- Roseville Location in Iowa
- Coordinates: 43°0′36″N 92°48′43″W﻿ / ﻿43.01000°N 92.81194°W
- Country: United States
- State: Iowa
- County: Floyd
- Township: Ulster and Union

Area
- • Total: 3.69 sq mi (9.56 km^{2})
- • Land: 3.69 sq mi (9.56 km^{2})
- • Water: 0 sq mi (0.00 km^{2})

Population (2020)
- • Total: 39
- • Density: 10.6/sq mi (4.08/km^{2})
- Time zone: Central (CST)
- FIPS code: 19-68800
- GNIS feature ID: 2585484

= Roseville, Iowa =

Roseville is a census-designated place mainly located in Ulster Township and a small portion in the northern part of Union Township in Floyd County in the state of Iowa. A post office operated in Roseville from 1903 to 1904. As of the 2020 census the population was 39

Its location is approximately 6 mi northeast of the city of Marble Rock or 11 mi southwest of the city of Charles City, along Iowa Highway 14.

==Demographics==

Historical population
| Census | Pop. | Note | %± |
| 2010 | 49 |  | — |
| 2020 | 39 |  | −20.4% |
U.S. Decennial Census

===2020 census===
As of the census of 2020, there were 39 people, 8 households, and 8 families residing in the community. The population density was 10.6 inhabitants per square mile (4.1/km^{2}). There were 17 housing units at an average density of 4.6 per square mile (1.8/km^{2}). The racial makeup of the community was 82.1% White, 0.0% Black or African American, 0.0% Native American, 0.0% Asian, 0.0% Pacific Islander, 2.6% from other races and 15.4% from two or more races. Hispanic or Latino persons of any race comprised 7.7% of the population.

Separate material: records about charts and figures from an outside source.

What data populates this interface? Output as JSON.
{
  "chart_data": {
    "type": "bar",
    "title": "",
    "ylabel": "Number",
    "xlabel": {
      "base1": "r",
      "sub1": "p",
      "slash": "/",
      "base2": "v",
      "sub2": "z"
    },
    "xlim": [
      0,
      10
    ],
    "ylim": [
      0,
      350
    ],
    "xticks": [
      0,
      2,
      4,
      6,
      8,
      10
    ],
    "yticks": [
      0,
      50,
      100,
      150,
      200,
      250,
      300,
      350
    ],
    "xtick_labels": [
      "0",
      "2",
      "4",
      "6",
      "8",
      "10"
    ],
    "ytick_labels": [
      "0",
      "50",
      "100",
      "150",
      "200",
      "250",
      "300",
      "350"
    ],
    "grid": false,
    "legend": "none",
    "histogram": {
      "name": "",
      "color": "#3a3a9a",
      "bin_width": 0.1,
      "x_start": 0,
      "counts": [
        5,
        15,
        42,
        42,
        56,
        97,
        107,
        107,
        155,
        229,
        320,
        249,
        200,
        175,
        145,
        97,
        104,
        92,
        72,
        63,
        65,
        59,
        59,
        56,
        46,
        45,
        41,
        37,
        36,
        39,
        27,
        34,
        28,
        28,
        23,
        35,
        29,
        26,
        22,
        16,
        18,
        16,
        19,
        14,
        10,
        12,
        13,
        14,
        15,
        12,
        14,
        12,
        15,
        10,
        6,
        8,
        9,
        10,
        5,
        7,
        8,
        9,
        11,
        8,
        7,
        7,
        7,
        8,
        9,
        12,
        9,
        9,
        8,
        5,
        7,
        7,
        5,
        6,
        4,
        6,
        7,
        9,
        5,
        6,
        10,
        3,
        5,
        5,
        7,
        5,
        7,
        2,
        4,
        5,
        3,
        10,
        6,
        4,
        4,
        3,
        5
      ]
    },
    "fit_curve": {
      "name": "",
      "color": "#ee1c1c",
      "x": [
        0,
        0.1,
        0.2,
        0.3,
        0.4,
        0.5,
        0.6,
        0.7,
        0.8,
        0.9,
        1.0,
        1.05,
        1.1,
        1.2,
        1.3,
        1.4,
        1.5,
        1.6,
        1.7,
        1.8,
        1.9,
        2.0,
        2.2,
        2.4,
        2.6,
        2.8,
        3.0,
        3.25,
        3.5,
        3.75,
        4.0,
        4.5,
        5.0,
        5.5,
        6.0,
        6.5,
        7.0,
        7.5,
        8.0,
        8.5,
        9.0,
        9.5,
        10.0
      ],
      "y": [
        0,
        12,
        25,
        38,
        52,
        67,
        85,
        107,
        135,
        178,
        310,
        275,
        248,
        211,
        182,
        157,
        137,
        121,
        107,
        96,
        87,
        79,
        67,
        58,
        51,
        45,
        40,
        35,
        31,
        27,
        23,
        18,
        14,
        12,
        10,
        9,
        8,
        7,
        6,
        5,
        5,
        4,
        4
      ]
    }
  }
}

Of the 8 households, 12.5% of which had children under the age of 18 living with them, 87.5% were married couples living together, 0.0% were cohabitating couples, 0.0% had a female householder with no spouse or partner present and 12.5% had a male householder with no spouse or partner present. 0.0% of all households were non-families. 0.0% of all households were made up of individuals, 0.0% had someone living alone who was 65 years old or older.

The median age in the community was 29.2 years. 25.6% of the residents were under the age of 20; 23.1% were between the ages of 20 and 24; 12.8% were from 25 and 44; 20.5% were from 45 and 64; and 17.9% were 65 years of age or older. The gender makeup of the community was 59.0% male and 41.0% female.